In 1984, President Jimmy Carter was on a trip to New York City and stopped by a Habitat project on the Lower East Side during a morning jog. The project was struggling. Not even realizing he was talking out loud, he thought to himself, 'Rosalynn and I should come up and give them a hand.'
Someone heard him and told Millard Fuller. Fuller called him, and before he knew it, they were on a bus with about 40 other volunteers to help with the rehab project.
That was the story President Carter shared with more than 2,000 volunteers who turned out for the 2000 Jimmy Carter Work Project in New York to build 22 homes - the renovation of a 10-unit building on West 134th Street in Harlem and the construction of 12 new row houses in Brooklyn's Bedford Stuyvesant.
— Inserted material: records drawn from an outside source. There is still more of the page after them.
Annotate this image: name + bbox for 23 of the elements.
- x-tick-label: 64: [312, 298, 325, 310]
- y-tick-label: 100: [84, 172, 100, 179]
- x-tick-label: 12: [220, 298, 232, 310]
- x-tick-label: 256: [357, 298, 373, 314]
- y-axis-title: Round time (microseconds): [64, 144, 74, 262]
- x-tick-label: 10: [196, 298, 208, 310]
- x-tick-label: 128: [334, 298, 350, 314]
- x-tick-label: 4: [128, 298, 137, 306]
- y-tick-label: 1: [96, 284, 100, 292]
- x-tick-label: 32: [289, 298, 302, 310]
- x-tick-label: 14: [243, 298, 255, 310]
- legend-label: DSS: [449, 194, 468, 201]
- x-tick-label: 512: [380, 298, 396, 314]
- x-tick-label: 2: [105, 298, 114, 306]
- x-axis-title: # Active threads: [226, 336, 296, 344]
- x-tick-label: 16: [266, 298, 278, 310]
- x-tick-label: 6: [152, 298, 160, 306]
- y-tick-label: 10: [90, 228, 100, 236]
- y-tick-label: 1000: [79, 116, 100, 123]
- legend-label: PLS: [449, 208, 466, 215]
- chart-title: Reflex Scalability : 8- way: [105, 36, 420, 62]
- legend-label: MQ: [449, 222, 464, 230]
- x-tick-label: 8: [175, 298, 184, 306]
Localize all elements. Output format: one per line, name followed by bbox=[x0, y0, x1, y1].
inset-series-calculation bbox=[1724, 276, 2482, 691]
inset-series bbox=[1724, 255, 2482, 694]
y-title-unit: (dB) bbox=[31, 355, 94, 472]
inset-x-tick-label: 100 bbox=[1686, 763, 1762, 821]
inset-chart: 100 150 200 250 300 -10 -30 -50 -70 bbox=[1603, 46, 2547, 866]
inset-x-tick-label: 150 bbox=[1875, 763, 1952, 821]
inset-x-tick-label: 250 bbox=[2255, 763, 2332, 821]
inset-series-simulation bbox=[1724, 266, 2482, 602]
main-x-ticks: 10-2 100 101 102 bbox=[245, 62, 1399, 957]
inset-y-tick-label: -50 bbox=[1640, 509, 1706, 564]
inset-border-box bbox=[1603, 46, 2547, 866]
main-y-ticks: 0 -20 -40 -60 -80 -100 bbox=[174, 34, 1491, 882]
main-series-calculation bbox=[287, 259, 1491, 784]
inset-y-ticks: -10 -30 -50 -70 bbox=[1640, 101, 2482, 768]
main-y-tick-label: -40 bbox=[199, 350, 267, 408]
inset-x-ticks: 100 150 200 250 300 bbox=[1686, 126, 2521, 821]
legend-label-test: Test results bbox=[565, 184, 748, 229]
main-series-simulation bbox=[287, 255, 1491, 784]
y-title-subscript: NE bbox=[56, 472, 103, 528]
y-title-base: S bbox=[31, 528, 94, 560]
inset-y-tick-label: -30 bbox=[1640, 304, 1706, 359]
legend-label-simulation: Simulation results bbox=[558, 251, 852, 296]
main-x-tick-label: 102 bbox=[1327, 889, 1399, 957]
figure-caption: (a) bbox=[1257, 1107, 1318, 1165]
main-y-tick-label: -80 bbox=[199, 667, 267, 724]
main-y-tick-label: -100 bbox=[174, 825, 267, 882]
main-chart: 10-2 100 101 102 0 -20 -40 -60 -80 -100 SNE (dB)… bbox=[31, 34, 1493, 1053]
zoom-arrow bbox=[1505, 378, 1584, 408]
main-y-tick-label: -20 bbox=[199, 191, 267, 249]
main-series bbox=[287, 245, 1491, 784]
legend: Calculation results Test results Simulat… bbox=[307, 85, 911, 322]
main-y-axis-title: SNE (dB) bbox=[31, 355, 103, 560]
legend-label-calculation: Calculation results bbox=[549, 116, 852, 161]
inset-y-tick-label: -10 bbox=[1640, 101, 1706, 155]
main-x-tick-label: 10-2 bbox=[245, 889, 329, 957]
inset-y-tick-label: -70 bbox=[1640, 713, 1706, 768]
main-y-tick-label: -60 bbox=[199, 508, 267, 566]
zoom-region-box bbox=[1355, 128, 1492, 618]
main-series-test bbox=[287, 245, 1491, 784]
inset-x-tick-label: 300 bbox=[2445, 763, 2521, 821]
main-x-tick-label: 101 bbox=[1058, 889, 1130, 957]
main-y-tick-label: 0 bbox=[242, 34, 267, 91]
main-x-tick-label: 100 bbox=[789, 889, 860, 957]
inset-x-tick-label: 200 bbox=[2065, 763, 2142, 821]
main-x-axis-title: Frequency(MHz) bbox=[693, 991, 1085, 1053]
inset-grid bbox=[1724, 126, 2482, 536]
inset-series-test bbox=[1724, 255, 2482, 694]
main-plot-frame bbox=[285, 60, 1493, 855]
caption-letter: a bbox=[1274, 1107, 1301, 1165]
"That first year we didn't know if we could get any volunteers to pay their own way to go with us," says Jimmy Carter. "We loaded on a Trailways bus and drove 24 hours from southwest Georgia to New York. We all slept on a church floor in Lower Manhattan."
"We came in 1984 because we felt so sorry for the volunteers on the Lower East Side," President Carter said. "It's heartwarming to be back. We go to the original site and the whole area is transformed."
When they first came to New York in 1984, it never occurred to the First
Family that the Jimmy Carter Work Project would become the international
phenomenon it is today.
"I didn't think I'd come a second year," President Carter said. "I never had any concept it would ever expand."
Sixteen years later, the former U.S. president is continuing the pattern of partnership with Habitat for Humanity that began years ago. The times have changed and the Jimmy Carter Work Project has expanded dramatically. In fact, last year's JCWP in the Philippines involved 14,000 volunteers building 293 houses.
After years of traveling throughout the US and around the world, President Carter said it was particularly satisfying to be back in New York, the only city to which the Jimmy Carter Work Project has been more than once. This year, volunteers are coming from all over the world to participate in this tradition of service as the JCWP returns to New York City, where Habitat for Humanity will build its 100,000th house.
"All of it started in New York City," he said. "I thought I knew what
southern hospitality was. You've taught me a few things here."